Il ressort de l’article 1106 que les contrats synallagmatiques engagent les parties à des obligations réciproques.
En l’espèce, la commune de Divatte-sur-Loire a mis à disposition de Monsieur [N] [T], à compter du 21 décembre 2018, un local communal situé 25 place de l’Eglise à la Chapelle-basse-mer sur la commune de Divatte-sur-Loire (44450), en contrepartie du paiement d’une redevance mensuelle révisable de 200 euros. Cette convention a été consentie pour une durée de vingt-trois mois, à compter du 21 décembre 2018. L’article 4 prévoit la reconduction de la convention au terme d’une décision expresse.
Il en ressort que la possibilité d’une reconduction tacite a été exclue par les signataires.
La convention a donc pris fin le 21 novembre 2020, aucun avenant n’étant versé, de sorte que Monsieur [N] [T] ne dispose plus d’aucun titre d’occupation sur le local mis à sa disposition depuis cette date.

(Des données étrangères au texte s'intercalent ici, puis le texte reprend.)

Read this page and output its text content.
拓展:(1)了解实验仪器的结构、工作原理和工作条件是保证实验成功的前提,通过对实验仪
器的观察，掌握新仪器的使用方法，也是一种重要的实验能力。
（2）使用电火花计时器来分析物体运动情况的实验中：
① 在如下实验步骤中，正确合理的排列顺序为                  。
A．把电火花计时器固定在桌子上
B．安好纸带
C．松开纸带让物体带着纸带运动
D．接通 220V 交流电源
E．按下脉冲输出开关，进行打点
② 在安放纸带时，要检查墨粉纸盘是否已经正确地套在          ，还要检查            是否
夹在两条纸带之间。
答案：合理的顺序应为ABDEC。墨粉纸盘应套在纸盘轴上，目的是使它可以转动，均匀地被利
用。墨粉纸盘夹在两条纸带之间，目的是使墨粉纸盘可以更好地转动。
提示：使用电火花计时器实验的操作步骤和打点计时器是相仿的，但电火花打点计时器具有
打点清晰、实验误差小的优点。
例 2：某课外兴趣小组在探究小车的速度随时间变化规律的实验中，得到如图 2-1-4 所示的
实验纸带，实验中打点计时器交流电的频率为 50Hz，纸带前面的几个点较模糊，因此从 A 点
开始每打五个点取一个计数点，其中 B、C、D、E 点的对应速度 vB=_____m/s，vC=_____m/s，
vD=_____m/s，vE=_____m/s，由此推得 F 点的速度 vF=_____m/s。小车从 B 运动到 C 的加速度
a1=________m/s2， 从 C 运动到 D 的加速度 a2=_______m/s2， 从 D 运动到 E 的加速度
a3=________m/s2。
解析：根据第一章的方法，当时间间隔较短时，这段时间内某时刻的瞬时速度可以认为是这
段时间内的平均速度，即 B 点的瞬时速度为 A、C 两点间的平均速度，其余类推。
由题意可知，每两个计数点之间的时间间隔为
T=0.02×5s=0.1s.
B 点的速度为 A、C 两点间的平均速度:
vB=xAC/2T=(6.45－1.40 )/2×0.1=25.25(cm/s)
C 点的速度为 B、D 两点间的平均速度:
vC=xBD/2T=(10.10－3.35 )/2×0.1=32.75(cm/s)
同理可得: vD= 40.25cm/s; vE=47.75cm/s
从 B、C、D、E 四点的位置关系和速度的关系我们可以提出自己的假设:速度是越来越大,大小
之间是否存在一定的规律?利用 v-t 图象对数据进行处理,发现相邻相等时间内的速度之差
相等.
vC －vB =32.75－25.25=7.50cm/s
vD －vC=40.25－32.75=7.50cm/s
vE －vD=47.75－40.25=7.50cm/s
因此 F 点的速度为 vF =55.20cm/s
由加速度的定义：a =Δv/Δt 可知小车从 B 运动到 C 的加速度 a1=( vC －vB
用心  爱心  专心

Dès lors, la convention d’occupation est devenue caduque et Monsieur [N] [T] est occupant sans droit ni titre depuis le 21 novembre 2020, minuit. Il devra en conséquence rendre les lieux libres de toute occupation de son chef, faute de quoi il pourrait y être contraint au besoin avec l’assistance de la force publique, à l’expiration d’un délai de deux mois suivant la signification d’un commandement d’avoir à quitter les lieux en application des dispositions des articles L.412-1 et suivants du code des procédures civiles d’exécution.
Le sort des meubles sera réglé conformément aux articles L 433-1 et L 433-2 du Code des procédures civiles d’exécution.
- Sur la demande d’astreinte
Aux termes de l'article L131-1 du code des procédures civiles d'exécution, tout juge peut, même d'office, ordonner une astreinte pour assurer l'exécution de sa décision.
En l'espèce, le recours à la force publique se révélant une mesure suffisante pour contraindre Monsieur [N] [T] à quitter les lieux, il n'y a pas lieu d'ordonner une astreinte.
- Sur la fixation d’une redevance d’occupation
La demanderesse sollicite la condamnation de Monsieur [N] [T] à une redevance d’occupation pour la période entre le 20 mars 2023 et le 31 janvier 2024, d’un montant de 200 euros tel que prévue au bail.
Il résulte de l'article 1240 du code civil, que l'occupant sans droit ni titre d'un local est tenu d'une indemnité d'occupation envers le propriétaire. L'indemnité d'occupation, dont la nature mixte, compensatoire et indemnitaire, constitue la contrepartie de l'occupation du bien après résiliation du bail et de son indisponibilité pour le bailleur.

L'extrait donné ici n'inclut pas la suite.